= Dhulghat Spiral =

Dhulghat Spiral is located in Amravati district in state of Maharashtra in India. It is a unique spiral located on Akola-Khandwa metre gauge section of South Central Railway of India.

It is also called 'Char Cha Akda' in Marathi and 'Char Ka Aankda' in Hindi, both meaning 'Digit of Four' due to its shape similar to that of '4' in Devnagari script.

==Location==
The spiral is located between Wan Road and Dhulghat stations on Akola – Ratlam metre gauge railway line, at around 2 kilometres from Dhulghat station towards Akola. The area is covered by forests and hills through which the Akola – Ratlam metre gauge railway line traverses. Latitude 21.282, longitude 76.765.

==Structure==
The spiral consist of a 193 metres long steel viaduct across a shallow valley. Train arrives to this viaduct from Akola. The viaduct leads the track to a circular path around a hill. After circumnavigating the hill, the track arrives nearly parallel to the approach from Akola, but at a significantly lower altitude. This low level track passes below the first of the sixteen bridge girders towards Dhulghat station and Khandwa. The train normally takes around four minutes to complete its journey along the spiral.
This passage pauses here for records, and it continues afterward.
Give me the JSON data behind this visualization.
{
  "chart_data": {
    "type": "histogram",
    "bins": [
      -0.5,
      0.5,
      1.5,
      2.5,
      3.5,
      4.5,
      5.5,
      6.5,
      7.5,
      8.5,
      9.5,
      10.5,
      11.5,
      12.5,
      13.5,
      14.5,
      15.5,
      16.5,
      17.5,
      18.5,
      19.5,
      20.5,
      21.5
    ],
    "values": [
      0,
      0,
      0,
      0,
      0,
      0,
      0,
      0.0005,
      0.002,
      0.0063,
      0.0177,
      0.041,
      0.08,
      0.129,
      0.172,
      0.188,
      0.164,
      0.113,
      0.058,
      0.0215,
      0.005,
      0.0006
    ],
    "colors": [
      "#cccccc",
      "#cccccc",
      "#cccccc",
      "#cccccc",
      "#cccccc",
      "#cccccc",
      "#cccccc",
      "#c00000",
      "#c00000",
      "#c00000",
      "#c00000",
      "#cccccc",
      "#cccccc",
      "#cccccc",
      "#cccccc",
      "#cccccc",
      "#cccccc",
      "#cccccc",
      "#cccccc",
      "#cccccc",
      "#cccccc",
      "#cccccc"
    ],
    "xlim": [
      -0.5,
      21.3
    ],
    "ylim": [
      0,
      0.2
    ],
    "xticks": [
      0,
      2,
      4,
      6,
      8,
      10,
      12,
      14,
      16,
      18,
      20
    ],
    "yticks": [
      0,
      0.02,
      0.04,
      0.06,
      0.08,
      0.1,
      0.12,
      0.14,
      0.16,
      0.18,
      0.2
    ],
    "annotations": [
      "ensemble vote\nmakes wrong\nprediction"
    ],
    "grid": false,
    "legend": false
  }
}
==Historical and current usage==
The spiral was a part of metre gauge line from Ajmer in Rajasthan to Kacheguda in Andhra Pradesh (now Telangana) under South Central Railway. Due to the gauge conversions in recent times, the route is now shortened to Akola in Maharashtra to Fatehbad Chandrawati Ganj in Madhya Pradesh. However, this unique spiral may soon be decommissioned because of the planned gauge conversion of Akola-Ratlam section.

==How to reach==
The spiral can be approached from Akola which is a railway station on Mumbai-Howrah main line and Khandwa which is located on Mumbai – Delhi main line (via Bhusaval, Itarsi) of Indian Railway.